Getting the Word Out

by Karen Karpinski, Director of Education

End Slavery Tennessee has developed some great prevention programs to empower children and teens, through education, to remain safe in a sometimes dangerous world, to be able to recognize a trafficker operating within their peer group, and to help minors to make better decisions. We are working even harder to improve these programs and to provide them to more and more minors, and we have had some recent successes getting these program into local organizations that serve children and teens as well as into some high schools in our area.  However, we need to increase these efforts and bring these messages to a larger audience.

The U.S. Department of Justice indicates that the only statistic going down is the age of the victims. That is evidenced by the age of some of the survivors we are serving. 

Many minor victims of sex trafficking are students in Tennessee schools. School administrators and staff need to be made aware that cases of child trafficking are being reported throughout our state.  No community —urban, rural, or suburban; school, socioeconomic group, or student demographic— is immune. 

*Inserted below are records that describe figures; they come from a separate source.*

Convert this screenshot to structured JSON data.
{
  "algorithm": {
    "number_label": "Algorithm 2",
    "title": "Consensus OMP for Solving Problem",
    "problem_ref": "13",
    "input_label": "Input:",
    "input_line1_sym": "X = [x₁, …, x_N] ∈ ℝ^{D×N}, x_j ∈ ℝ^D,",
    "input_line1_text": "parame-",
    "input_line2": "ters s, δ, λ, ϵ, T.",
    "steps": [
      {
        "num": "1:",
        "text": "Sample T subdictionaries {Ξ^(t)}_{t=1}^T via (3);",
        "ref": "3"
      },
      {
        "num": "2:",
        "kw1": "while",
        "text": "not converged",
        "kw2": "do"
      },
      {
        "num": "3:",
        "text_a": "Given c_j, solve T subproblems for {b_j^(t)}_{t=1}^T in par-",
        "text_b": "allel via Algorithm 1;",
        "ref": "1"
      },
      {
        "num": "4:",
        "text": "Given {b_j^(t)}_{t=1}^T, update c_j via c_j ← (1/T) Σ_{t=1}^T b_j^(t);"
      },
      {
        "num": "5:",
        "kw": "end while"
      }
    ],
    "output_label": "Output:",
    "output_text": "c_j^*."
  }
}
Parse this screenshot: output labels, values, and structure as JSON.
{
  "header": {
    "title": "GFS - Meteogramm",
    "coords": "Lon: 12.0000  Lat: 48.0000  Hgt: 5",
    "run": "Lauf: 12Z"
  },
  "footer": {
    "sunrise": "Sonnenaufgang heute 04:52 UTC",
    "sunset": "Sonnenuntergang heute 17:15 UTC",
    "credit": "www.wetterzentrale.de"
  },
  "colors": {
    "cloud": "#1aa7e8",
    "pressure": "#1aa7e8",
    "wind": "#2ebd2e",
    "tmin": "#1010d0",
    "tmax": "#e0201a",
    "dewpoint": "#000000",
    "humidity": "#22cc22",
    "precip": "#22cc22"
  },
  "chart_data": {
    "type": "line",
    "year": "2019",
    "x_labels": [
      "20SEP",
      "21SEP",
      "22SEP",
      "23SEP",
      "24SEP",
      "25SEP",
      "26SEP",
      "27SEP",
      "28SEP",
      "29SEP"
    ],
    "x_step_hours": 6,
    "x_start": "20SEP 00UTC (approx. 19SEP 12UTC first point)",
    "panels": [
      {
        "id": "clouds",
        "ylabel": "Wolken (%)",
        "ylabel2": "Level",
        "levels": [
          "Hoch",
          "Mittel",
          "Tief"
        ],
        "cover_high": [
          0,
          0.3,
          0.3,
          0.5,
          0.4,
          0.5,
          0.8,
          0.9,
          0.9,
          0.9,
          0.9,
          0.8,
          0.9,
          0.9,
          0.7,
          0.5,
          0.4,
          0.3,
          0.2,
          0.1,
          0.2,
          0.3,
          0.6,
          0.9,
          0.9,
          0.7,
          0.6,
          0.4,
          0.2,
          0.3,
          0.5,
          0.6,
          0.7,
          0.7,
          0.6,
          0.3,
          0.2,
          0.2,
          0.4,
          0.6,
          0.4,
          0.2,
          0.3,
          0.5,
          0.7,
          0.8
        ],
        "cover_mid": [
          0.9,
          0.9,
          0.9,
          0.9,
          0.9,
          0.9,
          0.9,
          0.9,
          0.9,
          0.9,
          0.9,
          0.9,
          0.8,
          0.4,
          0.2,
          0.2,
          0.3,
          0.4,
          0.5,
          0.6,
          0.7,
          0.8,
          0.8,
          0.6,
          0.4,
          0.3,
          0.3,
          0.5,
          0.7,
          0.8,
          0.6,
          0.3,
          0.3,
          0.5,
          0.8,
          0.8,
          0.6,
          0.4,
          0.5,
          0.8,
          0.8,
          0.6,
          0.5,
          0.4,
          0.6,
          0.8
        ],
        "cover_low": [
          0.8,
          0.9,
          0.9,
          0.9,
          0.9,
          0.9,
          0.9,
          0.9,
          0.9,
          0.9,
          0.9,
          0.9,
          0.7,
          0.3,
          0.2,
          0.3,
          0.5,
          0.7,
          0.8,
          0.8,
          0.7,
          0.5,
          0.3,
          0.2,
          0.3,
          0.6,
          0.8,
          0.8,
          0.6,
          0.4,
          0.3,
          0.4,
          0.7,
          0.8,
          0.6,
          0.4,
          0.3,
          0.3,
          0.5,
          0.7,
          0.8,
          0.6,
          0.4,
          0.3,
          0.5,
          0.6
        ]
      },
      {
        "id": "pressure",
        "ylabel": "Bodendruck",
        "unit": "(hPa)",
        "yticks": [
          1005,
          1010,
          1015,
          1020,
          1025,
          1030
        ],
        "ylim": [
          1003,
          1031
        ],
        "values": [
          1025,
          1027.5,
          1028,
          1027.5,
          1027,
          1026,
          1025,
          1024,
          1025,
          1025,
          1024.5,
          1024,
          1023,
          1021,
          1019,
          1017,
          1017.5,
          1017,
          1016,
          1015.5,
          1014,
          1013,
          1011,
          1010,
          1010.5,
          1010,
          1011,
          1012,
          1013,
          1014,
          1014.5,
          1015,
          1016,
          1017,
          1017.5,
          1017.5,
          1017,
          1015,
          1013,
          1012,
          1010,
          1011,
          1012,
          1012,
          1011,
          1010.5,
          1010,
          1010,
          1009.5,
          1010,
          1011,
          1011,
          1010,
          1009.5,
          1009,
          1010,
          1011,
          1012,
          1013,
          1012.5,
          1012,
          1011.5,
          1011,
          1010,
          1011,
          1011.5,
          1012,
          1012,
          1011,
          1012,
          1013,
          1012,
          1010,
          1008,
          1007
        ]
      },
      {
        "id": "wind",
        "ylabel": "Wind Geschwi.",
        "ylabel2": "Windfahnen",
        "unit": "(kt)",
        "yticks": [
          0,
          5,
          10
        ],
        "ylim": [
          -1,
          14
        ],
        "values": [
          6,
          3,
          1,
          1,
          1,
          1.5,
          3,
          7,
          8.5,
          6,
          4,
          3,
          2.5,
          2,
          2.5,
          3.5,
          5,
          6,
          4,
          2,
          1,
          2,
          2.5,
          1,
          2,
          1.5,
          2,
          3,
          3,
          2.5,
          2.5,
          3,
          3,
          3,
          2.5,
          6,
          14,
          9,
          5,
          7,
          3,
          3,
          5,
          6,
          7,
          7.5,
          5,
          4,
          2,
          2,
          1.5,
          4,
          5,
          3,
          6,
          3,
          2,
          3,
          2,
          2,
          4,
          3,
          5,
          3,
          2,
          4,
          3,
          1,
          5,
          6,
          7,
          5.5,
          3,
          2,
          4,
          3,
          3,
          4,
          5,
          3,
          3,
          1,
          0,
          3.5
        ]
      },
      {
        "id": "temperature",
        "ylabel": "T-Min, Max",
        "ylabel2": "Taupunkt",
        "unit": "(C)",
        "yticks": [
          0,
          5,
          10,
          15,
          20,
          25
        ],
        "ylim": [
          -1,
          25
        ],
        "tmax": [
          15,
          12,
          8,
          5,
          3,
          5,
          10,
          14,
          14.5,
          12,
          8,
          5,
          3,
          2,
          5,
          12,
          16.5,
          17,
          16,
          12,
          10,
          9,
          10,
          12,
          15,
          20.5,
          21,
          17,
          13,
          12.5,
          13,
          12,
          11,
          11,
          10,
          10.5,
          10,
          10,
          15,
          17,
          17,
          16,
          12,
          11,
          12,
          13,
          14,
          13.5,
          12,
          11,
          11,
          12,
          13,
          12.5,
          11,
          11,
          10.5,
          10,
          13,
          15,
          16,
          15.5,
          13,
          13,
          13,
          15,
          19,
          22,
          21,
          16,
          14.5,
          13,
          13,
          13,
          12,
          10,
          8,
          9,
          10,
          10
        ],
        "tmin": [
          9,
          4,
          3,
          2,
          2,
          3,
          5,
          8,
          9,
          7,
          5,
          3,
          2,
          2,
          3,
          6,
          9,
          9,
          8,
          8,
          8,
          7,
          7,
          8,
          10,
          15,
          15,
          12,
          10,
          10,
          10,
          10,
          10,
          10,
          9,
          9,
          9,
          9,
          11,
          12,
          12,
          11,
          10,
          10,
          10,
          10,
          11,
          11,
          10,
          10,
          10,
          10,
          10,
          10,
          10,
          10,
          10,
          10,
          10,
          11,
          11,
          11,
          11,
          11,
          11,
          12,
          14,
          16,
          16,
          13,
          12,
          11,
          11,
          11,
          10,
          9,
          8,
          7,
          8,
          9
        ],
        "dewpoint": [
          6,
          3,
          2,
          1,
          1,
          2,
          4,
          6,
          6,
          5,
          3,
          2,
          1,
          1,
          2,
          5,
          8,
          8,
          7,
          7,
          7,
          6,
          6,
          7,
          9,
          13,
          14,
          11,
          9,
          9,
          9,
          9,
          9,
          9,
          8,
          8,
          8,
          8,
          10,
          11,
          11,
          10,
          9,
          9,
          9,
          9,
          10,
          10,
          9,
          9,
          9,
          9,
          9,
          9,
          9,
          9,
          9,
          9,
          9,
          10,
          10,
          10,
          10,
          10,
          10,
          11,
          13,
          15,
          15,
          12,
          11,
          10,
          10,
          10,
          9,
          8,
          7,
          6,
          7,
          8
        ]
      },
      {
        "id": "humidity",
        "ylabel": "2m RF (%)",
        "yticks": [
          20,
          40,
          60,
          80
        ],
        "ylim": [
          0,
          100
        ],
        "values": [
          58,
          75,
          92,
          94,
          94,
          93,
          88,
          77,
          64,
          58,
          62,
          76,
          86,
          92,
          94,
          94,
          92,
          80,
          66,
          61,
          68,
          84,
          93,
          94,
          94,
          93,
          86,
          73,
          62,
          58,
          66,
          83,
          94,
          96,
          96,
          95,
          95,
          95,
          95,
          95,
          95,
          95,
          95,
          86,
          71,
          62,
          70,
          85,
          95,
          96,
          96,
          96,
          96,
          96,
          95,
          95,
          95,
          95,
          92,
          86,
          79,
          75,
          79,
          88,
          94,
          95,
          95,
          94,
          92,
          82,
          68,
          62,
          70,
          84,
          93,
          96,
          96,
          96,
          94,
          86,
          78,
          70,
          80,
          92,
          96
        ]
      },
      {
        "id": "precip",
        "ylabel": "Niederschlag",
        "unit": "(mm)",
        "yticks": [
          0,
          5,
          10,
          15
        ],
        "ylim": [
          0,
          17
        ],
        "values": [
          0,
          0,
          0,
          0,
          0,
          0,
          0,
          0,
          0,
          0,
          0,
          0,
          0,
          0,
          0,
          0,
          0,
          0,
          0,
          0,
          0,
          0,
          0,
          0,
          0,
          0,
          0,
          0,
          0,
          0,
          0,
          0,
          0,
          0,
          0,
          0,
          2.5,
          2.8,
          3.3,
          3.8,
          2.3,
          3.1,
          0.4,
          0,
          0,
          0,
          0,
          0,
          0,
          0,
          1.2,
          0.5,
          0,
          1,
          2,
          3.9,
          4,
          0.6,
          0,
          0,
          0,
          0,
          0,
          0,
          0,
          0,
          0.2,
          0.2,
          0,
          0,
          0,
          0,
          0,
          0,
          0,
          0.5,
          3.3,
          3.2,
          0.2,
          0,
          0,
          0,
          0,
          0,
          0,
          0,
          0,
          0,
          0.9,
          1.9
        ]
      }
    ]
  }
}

Schools can and should be safe places for students, and even more so for some students whose lives are threatened by instability and lack of safety.  School personnel are well positioned to identify and report suspected abuse and refer students to services, actions that can prevent trafficking and even save lives. Everyone who is part of a child’s school —administrators, teachers, bus drivers, resource officers, and other school community members— has the potential to be advocates for child victims of human trafficking. But first, they must learn the indicators of the crime, its red flags, and how to respond when a student is an apparent victim or being groomed for trafficking.  End Slavery Tennessee is uniquely qualified to provide this kind of training to schools. 

I encourage you to reach out to all school personnel in your personal sphere of influence and plead for this training.  No child should be trafficked because a school did not recognize the signs and therefore did nothing to protect him or her.